NIH Award Project Goal
The National Institute of Environmental Health Sciences has awarded an American Recovery and Reinvestment Act challenge grant to the NYU School of Medicine and National Center for Healthy Housing (NCHH) for “Preventing Child Residential Lead Exposure by Window Replacement”. With 20,000 applicants, this grant was one of just 200 challenge grants awarded.
The NIH challenge grant will help to implement lead-safe window replacement with other weatherization (e.g., duct sealing and high density insulation). This Windows of Opportunity initiative will also document costs, verify expected benefits, and evaluate evidence of potential benefits.
Ingested lead travels through the bloodstream to a child’s developing brain, causing many types of neurobehavioral damage that increase the risk of later criminal behavior and educational failure. Lead paint hazards in older homes, including deteriorated lead paint and lead contaminated dust and soil, are the most common cause of preschool lead exposure today. Severe lead poisoning can be caused by lead paint chip ingestion, but the more common exposure pathway is lead-contaminated dust, ingested by very young children via normal hand-to-mouth activity as they crawl.
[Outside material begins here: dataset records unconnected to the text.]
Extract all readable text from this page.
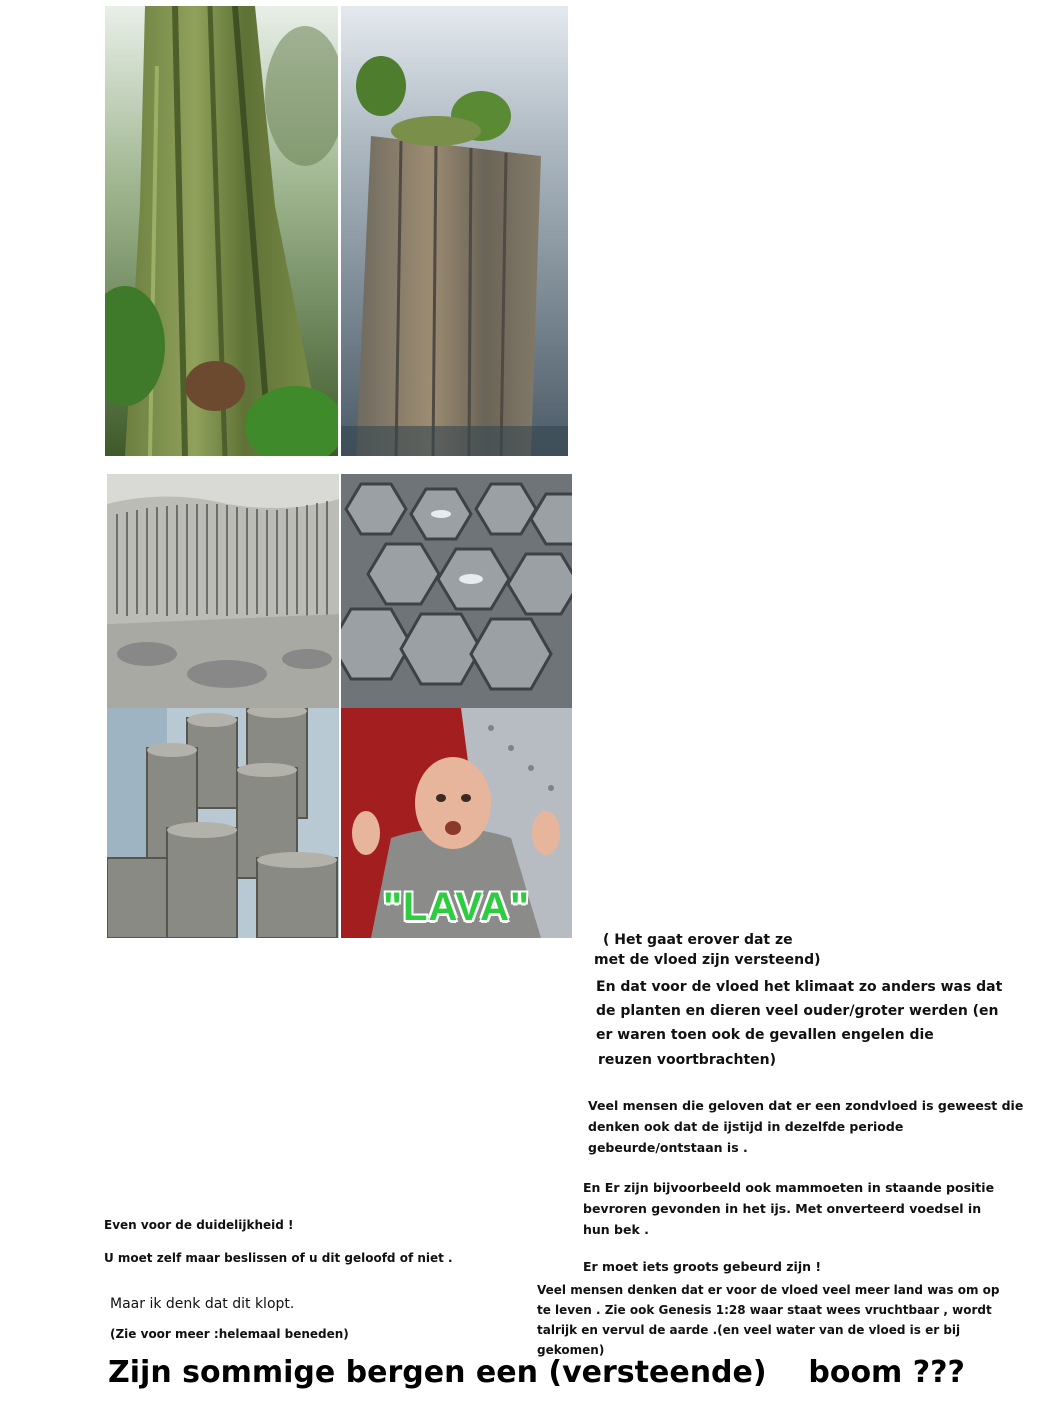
"LAVA"
( Het gaat erover dat ze
met de vloed zijn versteend)
En dat voor de vloed het klimaat zo anders was dat
de planten en dieren veel ouder/groter werden (en
er waren toen ook de gevallen engelen die
reuzen voortbrachten)
Veel mensen die geloven dat er een zondvloed is geweest die
denken ook dat de ijstijd in dezelfde periode
gebeurde/ontstaan is .
En Er zijn bijvoorbeeld ook mammoeten in staande positie
bevroren gevonden in het ijs. Met onverteerd voedsel in
hun bek .
Er moet iets groots gebeurd zijn !
Veel mensen denken dat er voor de vloed veel meer land was om op
te leven . Zie ook Genesis 1:28 waar staat wees vruchtbaar , wordt
talrijk en vervul de aarde .(en veel water van de vloed is er bij
gekomen)
Even voor de duidelijkheid !
U moet zelf maar beslissen of u dit geloofd of niet .
Maar ik denk dat dit klopt.
(Zie voor meer :helemaal beneden)
Zijn sommige bergen een (versteende)    boom ???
Friction surfaces on old single-pane windows are a major cause of lead dust hazards, and inefficient windows are a major cause of inefficient home energy use.
The lead safe window replacement strategy was designed to realize the long-term energy savings and lead hazard reduction benefits of window replacement and protect against other lead paint hazards. Combining lead safe window replacement with other weatherization can reduce energy bills by 50%, increase home market value, and could also reduce the risk of asthma and other housing-related health risks.